Il 3 febbraio, a Smackdown, Theodore Long annuncia i partecipanti all'Elimination Chamber Match per il World Heavyweight Championship che si terrà al PPV Elimination Chamber: il campione Daniel Bryan, lo stesso gigante, Wade Barrett, Cody Rhodes, Randy Orton e Mark Henry, che è poi stato tolto dal match e sostituito con The Great Khali. Nella puntata di Raw del 6 febbraio vince per count out un match contro Daniel Bryan.

Nella puntata di SmackDown del 10 febbraio fa coppia con Sheamus in un tag team match sconfiggendo Wade Barrett e Cody Rodhes. Nella stessa sera assiste all'incontro fra Randy Orton e Daniel Bryan ma per causa del gigante l'incontro finisce in squalifica con la vittoria di Bryan dopo che quest'ultimo lo ha provocato e Orton, che non ci sta perdere così, va ad incolpare Show e i due si prendono a malmenate. Nella puntata di Raw del 13 febbraio affronta Randy Orton perdendo per squalifica per colpa di un intervento di Daniel Bryan che colpisce Orton con la cintura. Nella puntata di SmackDown del 17 febbraio fa coppia con The Great Khali sconfiggendo Wade Barrett e Cody Rhodes ma a fine match attacca il suo compagno Khali con la Big Finisher. Si ripete nell'ufficio del General Manager di Theodore Long rifilando prima la W.M.D. a Mark Henry e poi devastando l'intera stanza.

Al pay-per-view Elimination Chamber entra con il numero 1 nell'Elimination Chamber Match di Smackdown per il World Heavyweight Championship, ma viene eliminato da Cody Rhodes dopo due Beautiful disaster e un Diving elbow drop di Wade Barrett.

Show dopo aver conquistato l'Intercontinental Championship a WrestleMania XXVIII.

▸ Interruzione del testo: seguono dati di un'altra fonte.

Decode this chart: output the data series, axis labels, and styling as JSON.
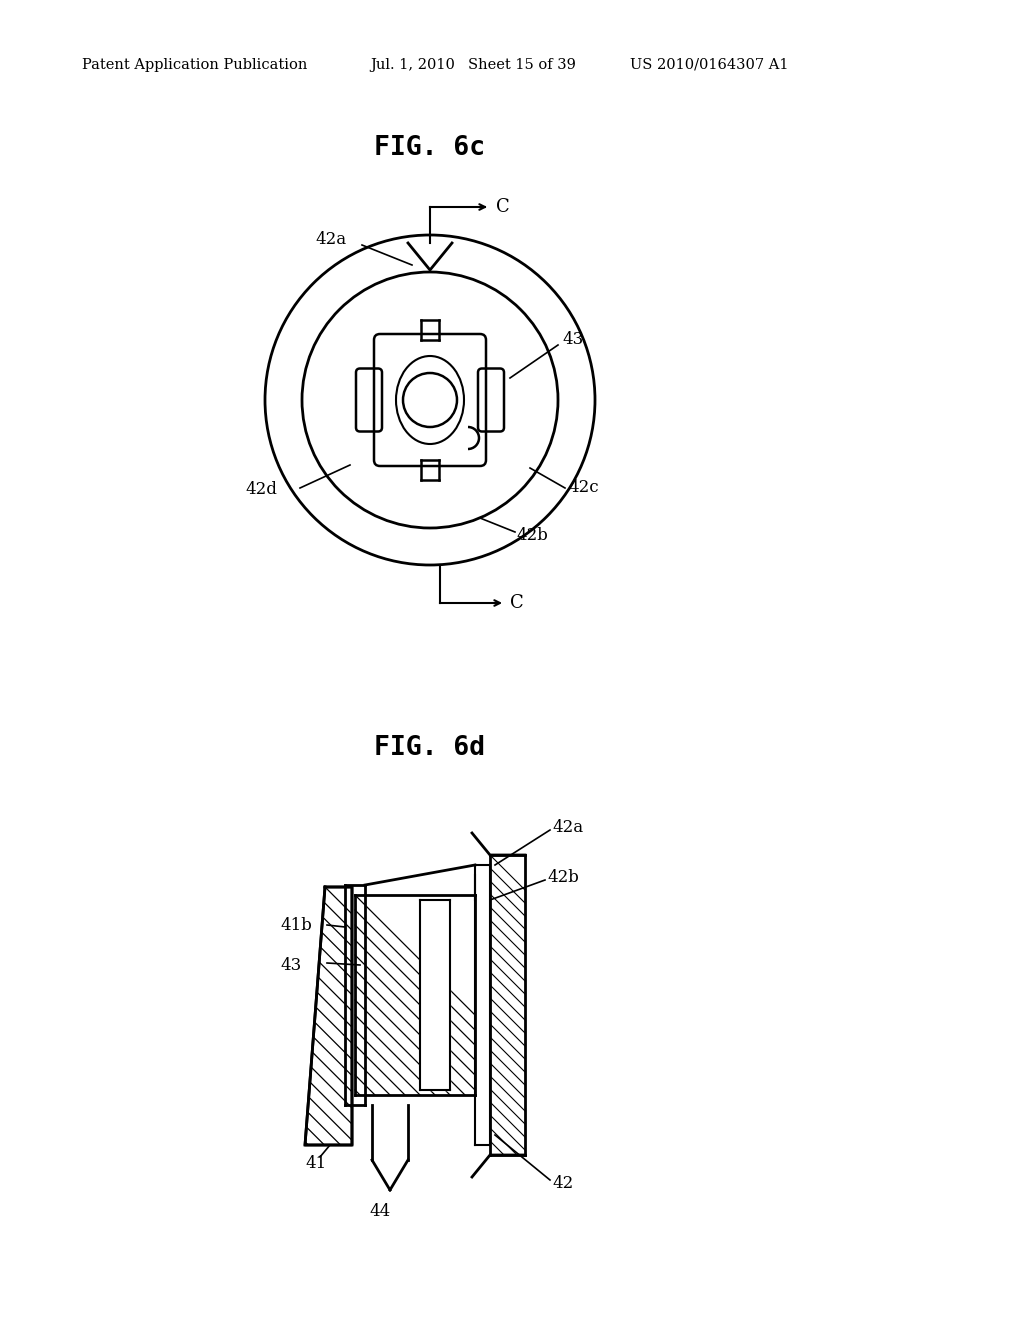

Il 20 febbraio a Raw prende parte alla Ten-Man Battle Royal per decidere lo sfidante di CM Punk per il WWE Championship a WrestleMania XXVIII, ma viene eliminato da Chris Jericho con l'aiuto determinante di Cody Rhodes che, già era eliminato, e va a regalare la vittoria a Y2J. Nella puntata di SmackDown del 21 febbraio affronta Mark Henry ma durante l'incontro interviene ancora una volta Cody Rhodes che mostra a tutti le brutte figure del gigante a WrestleMania prendendolo in giro. Show s'infuria, prima colpisce Henry con la Big Finisher mettendolo KO e poi va ad inseguire Rhodes iniziando ufficialmente una faida tra loro. Il 2 marzo a SmackDown, interviene sul ring per dare un taglio al discorso di Cody sul gigante, e lo stesso Rhodes fugge tra la folla. Poco dopo, interviene il GM Theodore Long che ufficializza un match tra Big Show e Cody Rhodes a WrestleMania XXVIII con l'Intercontinental Championship in palio.

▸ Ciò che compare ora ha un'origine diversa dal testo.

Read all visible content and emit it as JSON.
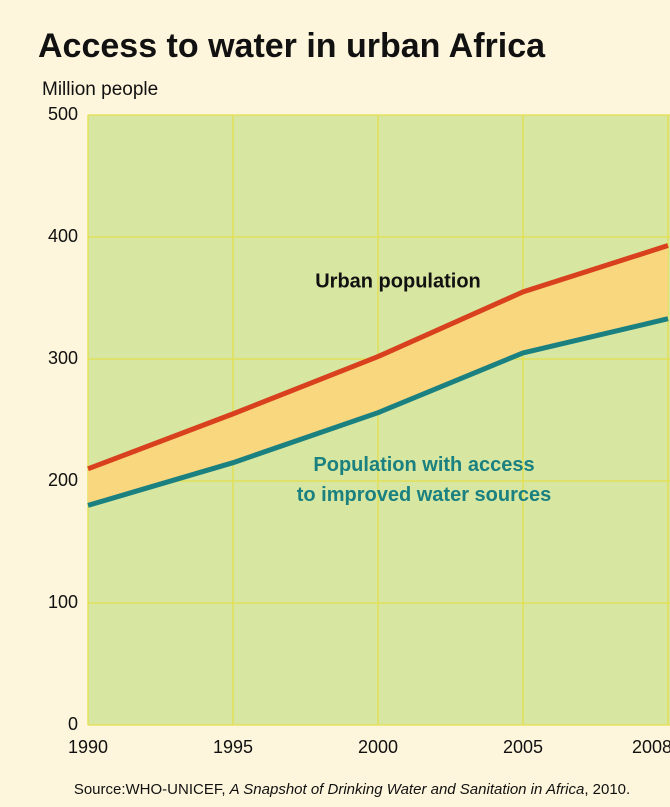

A WrestleMania XXVIII sconfigge Cody Rhodes, vincendo per la prima volta un match uno contro uno a Wrestlemania e conquistando per la prima volta in carriera l'Intercontinental Championship. Con questa vittoria, Show diventa un Grand Slam Champion, avendo vinto titolo del mondo, intercontinentale, di coppia e hardcore. Il 23 aprile a Raw viene annunciato il re-match di WrestleMania XXVIII a Extreme Rules, con la stipulazione ancora da decidere e con il titolo del gigante in palio. Ad Extreme Rules affronterà Cody Rodhes in un Tables Match. Ad Extreme Rules, durante il suo match contro Cody Rodhes, scivola dall'apron-ring mettendo la gamba d'appoggio sul tavolo rompendolo in due e facendo scaturire dunque la propria sconfitta e la conseguente perdita del titolo. A fine match, prende il rivale e gli esegue una Showstopper su uno dei tavoli presenti al centro del ring, poi lancia Cody contro un tavolo fuori da quadrato con una Gorilla Press Slam, andandosene poi infuriato. La sera dopo, a Raw, perde una Beat the Clock Challenge contro Chris Jericho. Nella puntata di Raw del 7 maggio, incassa la sua rivincita contro Cody Rhodes per il titolo intercontinentale, ma il figlio dell'American Dream mantiene il titolo per count-out. Nella puntata di SmackDown dell'11 maggio, ha un match contro Daniel Bryan. Quando Bryan effettua la Yes Lock, John Laurinaitis suona la campana e dichiara questi il vincitore anche se Show non aveva ceduto. Sale poi sul ring costringe Big Show a chiedergli scusa per aver imitato la sua voce. Nella puntata di Raw del 14 maggio viene sconfitto per mano di Kane dopo una distrazione da parte del General Manager John Laurinaitis risultata fatale. A fine incontro, lo stesso GM Laurinaitis comunica il licenziamento (Kayfabe) ai danni del gigante e quest' ultimo rimane disperato.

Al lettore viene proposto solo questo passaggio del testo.